Cationic Peptides Facilitate Iron-induced Mutagenesis in Bacteria

Abstract

Pseudomonas aeruginosa is the causative agent of chronic respiratory infections and is an important pathogen of cystic fibrosis patients. Adaptive mutations play an essential role for antimicrobial resistance and persistence. The factors that contribute to bacterial mutagenesis in this environment are not clear. Recently it has been proposed that cationic antimicrobial peptides such as LL-37 could act as mutagens in P. aeruginosa. Here we provide experimental evidence that mutagenesis is the product of a joint action of LL-37 and free iron. By estimating mutation rate, mutant frequencies and assessing mutational spectra in P. aeruginosa treated either with LL-37, iron or a combination of both we demonstrate that mutation rate and mutant frequency were increased only when free iron and LL-37 were present simultaneously. Colistin had the same effect. The addition of an iron chelator completely abolished this mutagenic effect, suggesting that LL-37 enables iron to enter the cells resulting in DNA damage by Fenton reactions. This was also supported by the observation that the mutational spectrum of the bacteria under LL-37-iron regime showed one of the characteristic Fenton reaction fingerprints: C to T transitions. Free iron concentration in nature and within hosts is kept at a very low level, but the situation in infected lungs of cystic fibrosis patients is different. Intermittent bleeding and damage to the epithelial cells in lungs may contribute to the release of free iron that in turn leads to generation of reactive oxygen species and deterioration of the respiratory tract, making it more susceptible to the infection.

Fig 1. The joint action of LL-37 and ferrous iron induces an increase in the mutation rate of P. aeruginosa.

No changes occur when LL-37 or iron are added to the culture separately. Error bars represent 95% confidence intervals for mutation rates.

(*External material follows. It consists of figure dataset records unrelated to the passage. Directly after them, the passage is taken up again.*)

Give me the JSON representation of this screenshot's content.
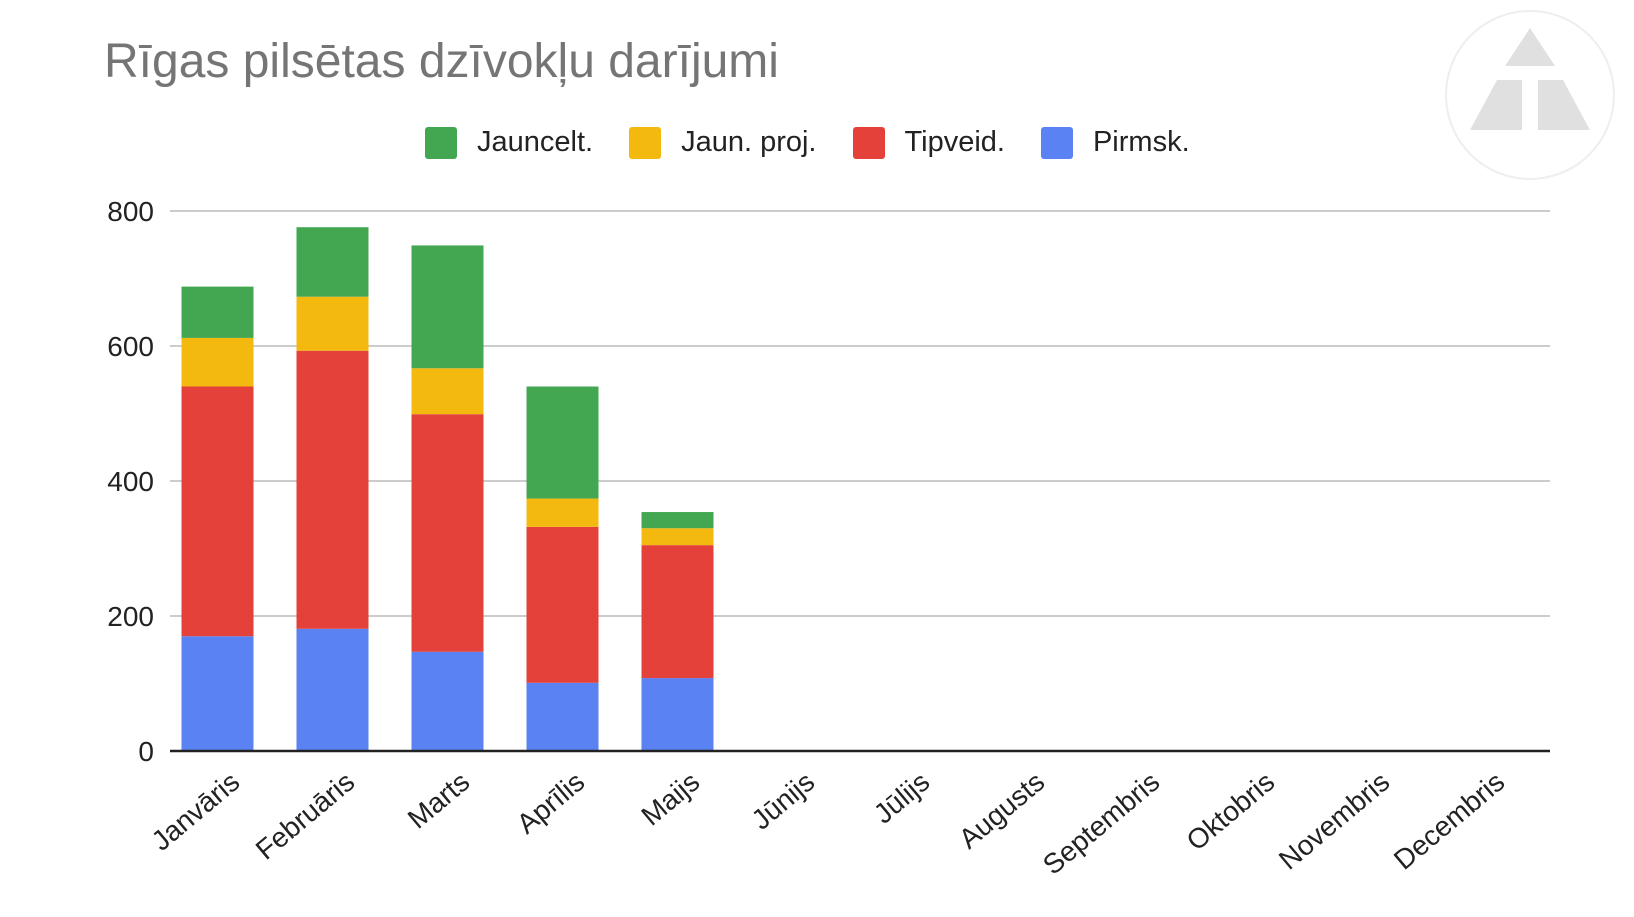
{
  "chart_data": {
    "type": "bar",
    "stacked": true,
    "title": "Rīgas pilsētas dzīvokļu darījumi",
    "xlabel": "",
    "ylabel": "",
    "ylim": [
      0,
      800
    ],
    "yticks": [
      0,
      200,
      400,
      600,
      800
    ],
    "grid": true,
    "legend_position": "top",
    "categories": [
      "Janvāris",
      "Februāris",
      "Marts",
      "Aprīlis",
      "Maijs",
      "Jūnijs",
      "Jūlijs",
      "Augusts",
      "Septembris",
      "Oktobris",
      "Novembris",
      "Decembris"
    ],
    "series": [
      {
        "name": "Pirmsk.",
        "color": "#5a82f2",
        "values": [
          170,
          181,
          147,
          101,
          108,
          null,
          null,
          null,
          null,
          null,
          null,
          null
        ]
      },
      {
        "name": "Tipveid.",
        "color": "#e3413a",
        "values": [
          370,
          412,
          352,
          231,
          197,
          null,
          null,
          null,
          null,
          null,
          null,
          null
        ]
      },
      {
        "name": "Jaun. proj.",
        "color": "#f4b90e",
        "values": [
          72,
          80,
          68,
          42,
          25,
          null,
          null,
          null,
          null,
          null,
          null,
          null
        ]
      },
      {
        "name": "Jauncelt.",
        "color": "#43a752",
        "values": [
          76,
          103,
          182,
          166,
          24,
          null,
          null,
          null,
          null,
          null,
          null,
          null
        ]
      }
    ],
    "legend_order": [
      "Jauncelt.",
      "Jaun. proj.",
      "Tipveid.",
      "Pirmsk."
    ]
  },
  "colors": {
    "grid": "#cccccc",
    "axis": "#222222",
    "title": "#757575"
  },
  "logo": {
    "icon": "triangle-logo-icon"
  }
}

Fig 2. The mutagenesis of LL-37+Fe²⁺ combination is suppressed by the addition of an iron chelator.

This supports the notion that iron is causal in increasing mutagenesis (A). In the same line, over-expression of Dps, a natural iron chelator in bacteria, also decreases the mutant frequency to rifampicin (B). Error bars represent 95% confidence intervals for mutant frequencies.

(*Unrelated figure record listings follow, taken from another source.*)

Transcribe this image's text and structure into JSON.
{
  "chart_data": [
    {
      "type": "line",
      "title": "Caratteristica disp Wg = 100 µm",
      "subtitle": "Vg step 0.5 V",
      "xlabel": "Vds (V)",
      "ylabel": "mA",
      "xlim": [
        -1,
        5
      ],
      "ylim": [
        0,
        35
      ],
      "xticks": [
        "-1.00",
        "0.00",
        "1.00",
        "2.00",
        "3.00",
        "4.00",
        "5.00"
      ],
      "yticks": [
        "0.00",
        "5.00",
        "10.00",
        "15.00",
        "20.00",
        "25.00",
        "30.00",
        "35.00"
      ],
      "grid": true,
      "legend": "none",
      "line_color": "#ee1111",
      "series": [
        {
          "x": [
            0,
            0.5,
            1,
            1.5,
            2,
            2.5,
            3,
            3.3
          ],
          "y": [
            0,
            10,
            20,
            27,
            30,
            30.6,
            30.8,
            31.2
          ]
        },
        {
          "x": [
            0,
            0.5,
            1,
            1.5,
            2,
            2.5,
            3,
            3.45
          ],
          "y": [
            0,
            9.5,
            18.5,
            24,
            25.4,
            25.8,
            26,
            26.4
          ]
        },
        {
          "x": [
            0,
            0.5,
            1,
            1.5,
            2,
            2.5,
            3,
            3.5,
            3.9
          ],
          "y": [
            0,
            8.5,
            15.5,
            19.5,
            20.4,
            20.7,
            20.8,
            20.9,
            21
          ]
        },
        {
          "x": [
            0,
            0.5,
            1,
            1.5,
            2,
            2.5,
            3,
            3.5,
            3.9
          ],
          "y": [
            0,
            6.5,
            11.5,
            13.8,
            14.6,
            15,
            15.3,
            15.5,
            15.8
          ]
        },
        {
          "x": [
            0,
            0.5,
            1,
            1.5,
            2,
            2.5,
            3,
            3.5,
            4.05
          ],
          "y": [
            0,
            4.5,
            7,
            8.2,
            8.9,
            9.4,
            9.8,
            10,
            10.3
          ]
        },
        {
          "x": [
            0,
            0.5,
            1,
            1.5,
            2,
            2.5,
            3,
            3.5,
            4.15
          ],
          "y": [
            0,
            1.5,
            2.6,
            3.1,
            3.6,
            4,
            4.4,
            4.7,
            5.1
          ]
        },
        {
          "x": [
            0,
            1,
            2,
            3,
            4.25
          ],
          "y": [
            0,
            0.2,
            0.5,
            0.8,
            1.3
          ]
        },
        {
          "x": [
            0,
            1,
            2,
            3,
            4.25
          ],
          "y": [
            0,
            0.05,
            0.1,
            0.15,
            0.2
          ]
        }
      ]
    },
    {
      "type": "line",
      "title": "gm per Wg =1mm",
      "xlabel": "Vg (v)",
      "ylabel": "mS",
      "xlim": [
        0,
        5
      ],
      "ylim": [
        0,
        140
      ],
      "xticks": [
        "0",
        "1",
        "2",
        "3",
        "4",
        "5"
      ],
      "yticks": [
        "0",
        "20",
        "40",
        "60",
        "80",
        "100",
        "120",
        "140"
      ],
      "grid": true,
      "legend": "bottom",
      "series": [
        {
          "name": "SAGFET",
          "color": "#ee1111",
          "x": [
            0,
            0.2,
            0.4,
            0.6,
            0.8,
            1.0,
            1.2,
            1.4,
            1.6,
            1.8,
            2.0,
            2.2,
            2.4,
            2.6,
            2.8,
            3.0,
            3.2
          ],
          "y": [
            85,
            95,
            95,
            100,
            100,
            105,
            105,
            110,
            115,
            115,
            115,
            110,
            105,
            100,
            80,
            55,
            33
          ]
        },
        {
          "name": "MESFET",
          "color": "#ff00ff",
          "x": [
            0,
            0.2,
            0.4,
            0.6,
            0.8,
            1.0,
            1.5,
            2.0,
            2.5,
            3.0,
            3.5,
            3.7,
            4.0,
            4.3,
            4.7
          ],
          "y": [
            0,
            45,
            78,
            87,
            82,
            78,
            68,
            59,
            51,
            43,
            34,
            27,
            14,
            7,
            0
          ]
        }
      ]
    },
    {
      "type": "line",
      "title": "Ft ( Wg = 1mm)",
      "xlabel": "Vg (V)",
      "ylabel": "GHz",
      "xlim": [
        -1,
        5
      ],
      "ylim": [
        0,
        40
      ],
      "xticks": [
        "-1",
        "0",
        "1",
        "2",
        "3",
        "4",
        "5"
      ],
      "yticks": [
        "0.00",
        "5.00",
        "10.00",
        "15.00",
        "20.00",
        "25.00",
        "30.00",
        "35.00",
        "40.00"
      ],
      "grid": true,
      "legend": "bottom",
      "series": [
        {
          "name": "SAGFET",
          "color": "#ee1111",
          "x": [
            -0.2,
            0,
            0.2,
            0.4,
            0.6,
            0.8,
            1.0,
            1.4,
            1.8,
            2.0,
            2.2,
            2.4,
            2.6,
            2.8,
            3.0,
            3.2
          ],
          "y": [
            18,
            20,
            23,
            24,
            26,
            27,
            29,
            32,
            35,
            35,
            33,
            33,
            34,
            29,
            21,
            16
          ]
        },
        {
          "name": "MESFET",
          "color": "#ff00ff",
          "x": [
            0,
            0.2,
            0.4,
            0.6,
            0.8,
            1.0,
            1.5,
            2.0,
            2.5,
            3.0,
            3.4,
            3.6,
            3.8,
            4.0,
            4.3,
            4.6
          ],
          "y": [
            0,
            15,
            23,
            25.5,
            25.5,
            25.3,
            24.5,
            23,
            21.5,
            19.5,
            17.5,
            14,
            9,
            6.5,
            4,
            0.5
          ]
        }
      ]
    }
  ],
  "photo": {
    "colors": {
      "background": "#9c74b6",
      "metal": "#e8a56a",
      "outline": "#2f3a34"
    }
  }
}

Fig 3. Mutagenesis induced by colistin and Fe²⁺ combination.

The mutation rate is only increased if both, iron and colistin, are present. Error bars represent 95% confidence intervals for mutation rates.

Fig 4. Mutation hotspots in glpT.

Distribution of the mutations in the 1160 bp-long fragment of glpT in P. aeruginosa PA14 fosfomycin-resistant clones treated with iron, LL-37, or a combination of both. The number of mutations (nucleotide substitutions, indels) is plotted against respective nucleotide positions within the gene fragment. Note the overlapping mutations at positions 220–225, 409 and 524 bp in iron and LL-37 treatments and absence of common mutations in LL-37+Fe²⁺ treatment. The fig was generated using the mutational spectrum analysis software iMARS [39].

Fig 5. A model for LL-37-mediated, iron–induced mutagenesis in Pseudomonas aeruginosa.

The interactions of LL-37 with the membrane at sub-inhibitory concentrations lead to transient permeability changes in the membranes that promote iron movement in favour of the electrochemical gradient. Uncontrolled uptake of ferrous ions stimulates Fenton reaction that leads to hydroxyl radical formation and results in DNA damage and mutagenesis.